Fenomena psikotropika dan kekerasan jalanan di Yogyakarta yang memuncak pada tahun 2020 merupakan masalah kompleks yang melibatkan berbagai faktor sosial, ekonomi, dan budaya. Salah satu faktor yang menarik perhatian adalah keterlibatan alumni yang menolak tua dan masih ikut campur dalam perkelahian.
**Alumni dan Identitas Kelompok:**
Alumni yang terlibat sering kali memiliki ikatan kuat dengan kelompok atau geng yang mereka ikuti selama masa sekolah. Mereka mungkin merasa bahwa identitas mereka terkait erat dengan kelompok ini, sehingga sulit untuk melepaskan diri. Keterlibatan mereka bisa jadi merupakan upaya untuk mempertahankan status sosial dan pengaruh di antara anggota yang lebih muda.
**Pengaruh Psikotropika:**
Penggunaan psikotropika dapat memperburuk situasi ini dengan meningkatkan perilaku agresif dan menurunkan kontrol diri. Zat-zat ini bisa menjadi sarana pelarian dari tekanan hidup atau cara untuk menyesuaikan diri dengan norma kelompok yang menyimpang. Sayangnya, efek dari penggunaan zat ini sering kali memicu tindakan kekerasan dan meningkatkan risiko konflik.
**Dampak Sosial dan Ekonomi:**
Tingginya tingkat pengangguran dan kurangnya kesempatan ekonomi juga berperan dalam meningkatkan kekerasan jalanan. Ketika individu merasa terjebak dalam kondisi ekonomi yang sulit, mereka mungkin mencari pengakuan dan stabilitas melalui keterlibatan dalam kelompok-kelompok yang menawarkan rasa memiliki dan dukungan, meskipun melalui cara yang negatif.
**Pendekatan Solutif:**
Mengatasi masalah ini memerlukan pendekatan multidimensional. Pendidikan dan kesadaran tentang bahaya psikotropika dapat membantu mencegah penyalahgunaan zat. Program rehabilitasi yang efektif diperlukan untuk membantu mereka yang sudah terlibat dalam penggunaan zat agar bisa kembali ke masyarakat dengan cara yang sehat.

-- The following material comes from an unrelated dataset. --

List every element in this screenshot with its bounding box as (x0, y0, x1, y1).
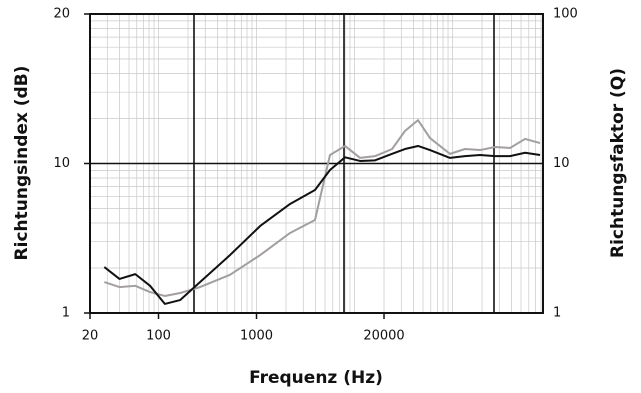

Selain itu, upaya untuk mengubah dinamika kelompok dan memberikan alternatif positif bagi alumni dan anggota muda dapat mengurangi daya tarik keterlibatan dalam kekerasan. Pemberdayaan ekonomi melalui pelatihan kerja dan penciptaan lapangan kerja juga penting untuk memberikan harapan dan kesempatan bagi mereka yang merasa terjebak dalam siklus kekerasan.
Kerjasama antara pemerintah, lembaga pendidikan, komunitas, dan organisasi non-pemerintah sangat penting untuk menciptakan lingkungan yang lebih aman dan sehat bagi masyarakat Yogyakarta.